The four main purposes of the NNO include: * Heightening crime and drug prevention awareness;
- Generating support for, and participation in, local anticrime programs;
- Strengthening neighborhood spirit and police-community partnerships;
- Sending a message to criminals that neighborhoods are organized and fighting back.
“The focus is to let the community know that we are not going to welcome crime into the neighborhood,” Perry Clark, Director of Truly Reaching You Ministries, who helped run the event at the Church of God MPGT on Cole Avenue said. “We are coming in with the hope of cleaning the neighborhood up and ridding it of crime. Not so that they run to another corner, but to show them that there’s another way of life.”
To promote and bring awareness to the event they throw block parties, have cookouts, parades, flashlight walks, contests, youth programs and visits from local police and sheriff departments.
This Year’s Events
This year was quite a success. Nearly a thousand people showed up at just two of the twelve locations.
“We had a wonderful turn out of the community,” Clark said.
Wyatt who ran the event on the corner of Howard Street and Tallmadge Avenue said “We probably had every nationality represented that makes up the Kingdom of Heaven.”
Each location had its own unique set up, most including prizes, clothing and food giveaways, beverages, music, speakers and even health care. Summa Health Systems provided prostate screenings and blood pressure checks. Western Reserve and Buckeye Health offered services as well.
“We had giveaways of toiletry items, household items and lawn care equipment,” Clark mentioned, along with other things.
The location Wyatt attended gave away massage and restaurant certificates and school supplies and back packs for kids.
“We gave about 300 book bags and all kinds of goodies,” Wyatt said. “We had churches perform, mimes, positive gospel rap and a choir.”
Then, at 7:15 they took a walk around the block with the police.
“The parade around the block was to promote anti crime, peace and unity,” Wyatt explained.
Attendees at the Church of God location included Judge Quinn, Judge Tom Teodosio, Billy Soule, the assistant to the Mayor, Congress woman Betty Sutton, Marco Summerville of the Akron City Council, Chief Executive Officer Malcolm Costa of the Akron Summit Community Action Inc., numerous churches, ministry volunteers and community members.
Speakers at the Church of God event included Billy Soule, Judge Quinn, Judge Tom Teodosio, Betty Sutton, Pastor Brunson of the Church of God and Perry Clark.
Many churches were represented, including Akron Bible Church on Brown Street, Christ is the Answer on East South Street and Shiloh Church.

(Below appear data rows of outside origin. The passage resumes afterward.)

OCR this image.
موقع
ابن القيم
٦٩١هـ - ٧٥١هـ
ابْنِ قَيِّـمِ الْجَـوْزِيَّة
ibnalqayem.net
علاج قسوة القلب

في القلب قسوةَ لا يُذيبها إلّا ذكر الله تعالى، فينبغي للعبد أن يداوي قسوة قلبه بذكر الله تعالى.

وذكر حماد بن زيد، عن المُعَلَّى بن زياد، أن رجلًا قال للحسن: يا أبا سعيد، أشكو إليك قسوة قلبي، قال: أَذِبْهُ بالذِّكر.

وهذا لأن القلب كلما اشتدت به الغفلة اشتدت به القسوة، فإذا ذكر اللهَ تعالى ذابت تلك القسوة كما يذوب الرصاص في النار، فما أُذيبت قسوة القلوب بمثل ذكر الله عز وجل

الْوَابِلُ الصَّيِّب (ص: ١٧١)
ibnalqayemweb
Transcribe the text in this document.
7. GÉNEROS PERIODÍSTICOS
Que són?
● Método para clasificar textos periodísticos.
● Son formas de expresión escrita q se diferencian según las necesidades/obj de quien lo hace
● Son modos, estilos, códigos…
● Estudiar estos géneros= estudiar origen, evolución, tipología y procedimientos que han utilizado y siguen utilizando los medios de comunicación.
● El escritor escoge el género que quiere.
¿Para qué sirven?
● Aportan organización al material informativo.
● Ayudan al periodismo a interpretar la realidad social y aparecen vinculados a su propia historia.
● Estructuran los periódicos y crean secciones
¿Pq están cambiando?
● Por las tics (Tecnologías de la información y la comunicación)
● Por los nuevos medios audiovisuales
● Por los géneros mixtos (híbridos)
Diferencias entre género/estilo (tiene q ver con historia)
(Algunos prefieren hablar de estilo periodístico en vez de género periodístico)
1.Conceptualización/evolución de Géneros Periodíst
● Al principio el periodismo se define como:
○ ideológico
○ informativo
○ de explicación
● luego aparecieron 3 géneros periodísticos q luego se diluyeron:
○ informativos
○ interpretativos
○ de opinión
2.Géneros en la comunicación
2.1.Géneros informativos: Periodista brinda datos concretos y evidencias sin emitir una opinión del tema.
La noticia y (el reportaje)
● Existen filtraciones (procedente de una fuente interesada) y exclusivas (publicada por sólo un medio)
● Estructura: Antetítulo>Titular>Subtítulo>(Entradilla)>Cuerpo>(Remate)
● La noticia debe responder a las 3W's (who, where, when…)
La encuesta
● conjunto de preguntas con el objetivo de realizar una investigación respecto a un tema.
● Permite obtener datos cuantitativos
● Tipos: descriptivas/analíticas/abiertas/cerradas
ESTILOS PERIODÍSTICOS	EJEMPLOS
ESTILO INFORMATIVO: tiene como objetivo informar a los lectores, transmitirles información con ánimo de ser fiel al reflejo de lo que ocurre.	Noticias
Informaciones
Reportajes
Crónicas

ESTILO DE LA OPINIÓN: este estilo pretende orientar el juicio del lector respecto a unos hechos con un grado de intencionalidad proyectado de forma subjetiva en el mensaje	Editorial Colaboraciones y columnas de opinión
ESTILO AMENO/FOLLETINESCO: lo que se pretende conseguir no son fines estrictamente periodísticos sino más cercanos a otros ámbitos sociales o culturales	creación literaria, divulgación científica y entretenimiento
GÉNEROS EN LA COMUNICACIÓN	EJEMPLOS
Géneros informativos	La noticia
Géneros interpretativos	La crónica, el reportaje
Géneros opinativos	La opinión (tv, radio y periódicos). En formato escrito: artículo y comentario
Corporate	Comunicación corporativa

“The different churches come together collectively and work in unity to make a difference in the community,” Clark said. “They are showing a great interest in participating in making a difference in the community.”
Churches such as Akron Bible Church, Macedonia Methodist Church, Hudson Community Chapel and many others pulled resources to provide hundreds of backpacks filled with school supplies, care packages and stuffed animals for kids K-12.
“We are grateful for them coming and walking beside us,” Clark said.
A healing event was held at 6:30 PM at Firestone Park Community Center to promote peace in the neighborhood and pray for the Marshall family. Marty Marshall, brother of Rev. Steve Marshall of Maranatha Bible Church, and Greg Alchier were beaten by a group of teens in the park after a fireworks display on June 27th.
The event was sponsored by the Akron PeaceMakers, a group of area youth who work to promote peace and speak out against drugs and violence.
Another goal to promote peace, Clark said, is to get rid of the empty, abandoned homes and uncared-for properties in the community, which has only contributed to the amount of crime. We want to clean it up and make it a safer, more desirable community to live in.”
He shares his thanks, “I would like to say a special thanks to all of the surrounding suburban churches coming into the city, willing to be of help to the inner city ministries. Without their resources it would be nearly impossible to do.”